The config file should be a json file, format below. Optional fields may be set to empty string/empty array. Example files in tests folder: configMysql.json, configPostgres.json and configSqlserver.json.

{
  "dbprovider": "",         # Name of database provider. Valid values: mysql/postgres/sqlserver
  "connstr": "",            # Database connection string.
  "sql": "",                # Select query.
  "elasticserverurl": "",   # Url to elasticsearch. Example: http://localhost:9200
  "cacertfile": "",         # Optional. Assume https cert is ok, if signed using this ca cert file.
  "allowinvalidhttpscert": false,  # Optional, default false.
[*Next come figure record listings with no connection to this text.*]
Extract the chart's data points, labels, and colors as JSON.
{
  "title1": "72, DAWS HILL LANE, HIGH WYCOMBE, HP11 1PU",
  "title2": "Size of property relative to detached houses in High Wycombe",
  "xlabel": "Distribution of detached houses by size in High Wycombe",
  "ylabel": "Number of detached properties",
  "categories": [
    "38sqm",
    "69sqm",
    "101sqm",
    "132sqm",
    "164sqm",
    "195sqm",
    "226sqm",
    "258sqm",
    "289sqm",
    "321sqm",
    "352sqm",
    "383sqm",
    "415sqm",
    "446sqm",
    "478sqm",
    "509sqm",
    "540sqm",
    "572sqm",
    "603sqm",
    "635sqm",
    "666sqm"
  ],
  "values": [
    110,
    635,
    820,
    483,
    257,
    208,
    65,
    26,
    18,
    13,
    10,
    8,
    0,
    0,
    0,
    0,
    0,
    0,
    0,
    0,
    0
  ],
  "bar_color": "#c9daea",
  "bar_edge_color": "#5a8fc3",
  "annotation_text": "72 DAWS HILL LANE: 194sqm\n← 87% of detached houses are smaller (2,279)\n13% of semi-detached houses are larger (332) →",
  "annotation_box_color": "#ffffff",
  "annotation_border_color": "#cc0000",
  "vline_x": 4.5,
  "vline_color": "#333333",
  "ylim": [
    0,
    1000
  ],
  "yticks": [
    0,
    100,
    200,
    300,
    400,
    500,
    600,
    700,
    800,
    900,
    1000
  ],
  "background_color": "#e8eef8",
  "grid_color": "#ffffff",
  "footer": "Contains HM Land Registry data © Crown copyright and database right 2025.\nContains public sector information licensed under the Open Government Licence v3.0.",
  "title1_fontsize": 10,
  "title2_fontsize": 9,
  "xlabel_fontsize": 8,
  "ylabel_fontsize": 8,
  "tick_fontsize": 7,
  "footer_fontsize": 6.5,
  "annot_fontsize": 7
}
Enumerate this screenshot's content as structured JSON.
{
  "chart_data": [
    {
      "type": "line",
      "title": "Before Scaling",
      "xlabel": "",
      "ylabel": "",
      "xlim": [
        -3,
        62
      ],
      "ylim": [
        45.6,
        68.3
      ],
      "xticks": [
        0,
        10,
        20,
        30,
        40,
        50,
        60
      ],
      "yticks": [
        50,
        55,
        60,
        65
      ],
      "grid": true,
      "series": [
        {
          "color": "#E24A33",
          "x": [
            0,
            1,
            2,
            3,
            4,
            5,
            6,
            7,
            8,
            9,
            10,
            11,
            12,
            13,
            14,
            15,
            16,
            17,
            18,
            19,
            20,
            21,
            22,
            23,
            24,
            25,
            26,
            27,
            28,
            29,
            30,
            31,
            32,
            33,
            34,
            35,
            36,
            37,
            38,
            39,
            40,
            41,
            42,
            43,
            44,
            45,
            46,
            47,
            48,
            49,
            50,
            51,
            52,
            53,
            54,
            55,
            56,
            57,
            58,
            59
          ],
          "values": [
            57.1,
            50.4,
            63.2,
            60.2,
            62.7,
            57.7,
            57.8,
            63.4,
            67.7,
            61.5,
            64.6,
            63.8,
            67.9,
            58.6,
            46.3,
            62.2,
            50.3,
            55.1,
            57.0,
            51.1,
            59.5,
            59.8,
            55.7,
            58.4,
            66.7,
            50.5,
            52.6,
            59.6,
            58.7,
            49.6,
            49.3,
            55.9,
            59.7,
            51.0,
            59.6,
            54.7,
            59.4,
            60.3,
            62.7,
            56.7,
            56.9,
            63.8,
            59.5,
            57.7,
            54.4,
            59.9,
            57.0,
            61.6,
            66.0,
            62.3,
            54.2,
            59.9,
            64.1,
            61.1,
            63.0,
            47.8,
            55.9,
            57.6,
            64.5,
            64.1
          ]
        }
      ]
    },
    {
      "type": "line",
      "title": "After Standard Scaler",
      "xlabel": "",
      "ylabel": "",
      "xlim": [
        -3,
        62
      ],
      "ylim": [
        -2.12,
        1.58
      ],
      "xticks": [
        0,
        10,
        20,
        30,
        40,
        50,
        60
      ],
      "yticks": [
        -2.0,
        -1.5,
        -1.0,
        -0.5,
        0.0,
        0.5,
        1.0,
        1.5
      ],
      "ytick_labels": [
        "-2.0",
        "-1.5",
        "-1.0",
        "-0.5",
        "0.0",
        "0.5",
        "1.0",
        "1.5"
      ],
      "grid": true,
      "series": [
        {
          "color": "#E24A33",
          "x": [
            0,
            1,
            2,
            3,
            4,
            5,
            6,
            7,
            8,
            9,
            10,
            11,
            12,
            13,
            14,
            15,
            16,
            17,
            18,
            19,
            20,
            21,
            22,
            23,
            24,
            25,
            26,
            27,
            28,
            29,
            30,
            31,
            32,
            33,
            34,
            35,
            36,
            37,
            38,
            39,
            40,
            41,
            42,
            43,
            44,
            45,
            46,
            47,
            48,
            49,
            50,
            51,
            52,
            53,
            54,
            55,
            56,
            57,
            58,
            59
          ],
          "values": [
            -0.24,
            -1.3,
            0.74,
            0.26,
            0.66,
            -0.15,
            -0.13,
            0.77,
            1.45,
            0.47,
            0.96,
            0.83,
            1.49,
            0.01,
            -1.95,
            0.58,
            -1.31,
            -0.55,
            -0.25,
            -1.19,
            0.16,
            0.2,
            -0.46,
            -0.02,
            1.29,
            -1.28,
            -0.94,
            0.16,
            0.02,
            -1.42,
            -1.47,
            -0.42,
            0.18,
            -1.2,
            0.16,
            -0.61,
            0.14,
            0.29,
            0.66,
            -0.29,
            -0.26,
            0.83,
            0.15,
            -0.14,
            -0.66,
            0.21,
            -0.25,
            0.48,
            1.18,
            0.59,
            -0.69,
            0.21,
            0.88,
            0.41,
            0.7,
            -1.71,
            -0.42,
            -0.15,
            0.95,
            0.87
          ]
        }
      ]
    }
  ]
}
Don't validate https cert.
  "username": "",           # Elasticsearch username.
  "password": "",           # Elasticsearch password.
  "indexname": "",          # Prefix of elasticsearch index, will be composed to: indexname-{yyyy.MM}
  "timestampfield": "",     # Column that should be used as @timestamp (and index suffix).
  "idfield": "",            # Field that should be used for _id.
  "idprefix": "",           # Optional. Prefix text that should inserted into _id value.
  "toupperfields": [],      # Optional. Fields whose values should be upper cased.
  "tolowerfields": [],      # Optional. Fields whose values should be lower cased.
  "addconstantfields": [],  # Optional. Add contant field, using name=value syntax. Example: "zzz=999" and "extradate=2022-01-01T01:02:03"
  "expandjsonfields": [],   # Optional. Fields that contains json that should be expanded.
  "deescapefields": []      # Optional. Fields that contains backslash and/or quotes that should be de-escaped.
}

Environment variables

All config values in the config file can be overridden by using environment variables instead, which has precedence over values from the config file. To specify a value using an environment variable, precede the name of the value with "SQLTOELASTIC_", and then add the upper cased name of the value. E.g. SQLTOELASTIC_PASSWORD for replacing the password value. Multivalue values (arrays) should be comma separated.

Incremental scheduled run

A common use case is to only copy newly added/modified rows in a sql database, to elasticsearch. Please setup cron to run sqltoelastic for this, in combination with a sql query that includes a where condition using a date column relative to the current date, perhaps with some overlap to prevent jitter timing problems. Of course also make sure the id field is consistent to prevent duplicates in elasticsearch.